CHP Manisa Milletvekili ve Komisyon Üyesi Vehbi Bakırlıoğlu, bazı televizyon kanallarının RTÜK’ten yayın lisansı almadan uzun süredir yayın yaptığını ifade ederek, bu durumun “çifte standart” ve “siyasi sansür” anlamına geldiğini vurguladı.
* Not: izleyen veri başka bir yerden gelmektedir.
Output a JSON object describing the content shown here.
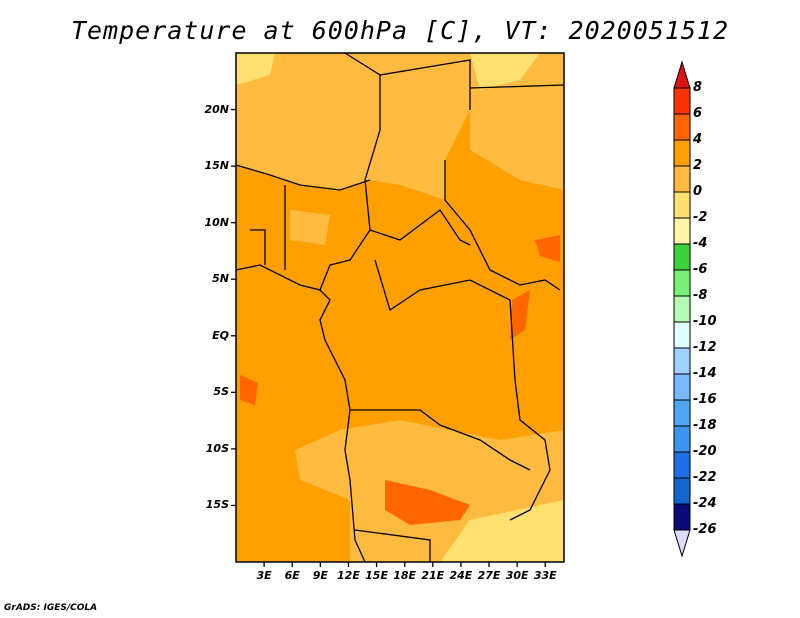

Bakanlık: Yayın kuruluşlarını uyardık
Kültür ve Turizm Bakanlığı’nın bütçe görüşmeleri sırasında gündeme gelen yayın lisanslarıyla ilgili olarak CHP’li Bakırlıoğlu’nun yönelttiği soruya Bakanlık şu şekilde yanıt verdi:
“Bazı kuruluşların izinsiz yayın yaptığına ilişkin RTÜK’e gelen şikayetler üzerine, bu kuruluşlar hem şifaen hem de yazılı şekilde uyarılmıştır. Kuruluşlardan lisans başvuru talepleri alınmaya başlanmıştır. Lisanslama süreci; güvenlik soruşturması, stüdyo teknik denetimi, mali koşullar gibi işlemler nedeniyle bir yılı bulabilmektedir.”
‘Bunun adı açıkça çifte standart, bu siyasi sansürdür’
Cumhuriyet'te yer alan habere göre, Bakırlıoğlu, aradan geçen zamana rağmen bazı kanallar için hâlâ işlem yapılmadığını vurguladı ve şunları kaydetti:
“Euro D, TGRT EU, TV 8,5 HD ve Apple TV gibi kanalların RTÜK’ten yayın lisansı almadan yayın yaptığı iddia edilmekteydi. Biz de bu iddiaları komisyonda sayın bakana sormuştuk ve kendisi kanalların adını sansürleyip, - bazı kanallar - diyerek yanıt vermişti. Geçen altı aya ve bakanın cevabına rağmen söz konusu Euro D, TGRT EU, TV 8,5 HD ve Apple TV kanallarından sadece TGRT EU için lisans başvuru sürecinin başlatıldığı bilgisi geldi. Anlaşılan o ki diğerleri için hiçbir işlem yapılmamıştır.
RTÜK ‘iktidara yakın kanalların’ kaçak yayınına ses çıkarmamakta ve kamu zararına yol açmaktadır. Bir yandan da eleştirel yayın yapan kanallar lisans iptali ile tehdit edilmektedir. Bunun adı açıkça çifte standart, kamu zararına yol açmaktır, hatta siyasi sansürdür.”
'RTÜK’ün görevi yandaşları korumak değil, yayıncılığı denetlemektir’
Bakırlıoğlu, RTÜK’ün tarafsızlığını yitirdiğini savunarak şu sözleriyle tepkisini sürdürdü:
“RTÜK’ün görevi, yayıncı kuruluşlar arasında adaletli ve tarafsız denetim yapmaktır. Ancak bugün geldiğimiz noktada RTÜK, ‘yandaş medya’ için bir koruma kalkanına, muhalif sesler içinse bir ‘susturma sopasına’ dönüşmüştür. Bu kabul edilemez. Bu sadece medya özgürlüğüne değil, hukuk devletine de ihanettir. RTÜK’ü uyarıyoruz: Bu ayrımcılığa, bu çifte standarda derhal son verin. RTÜK’ün görevi yandaşları korumak değil, yayıncılığı denetlemektir.”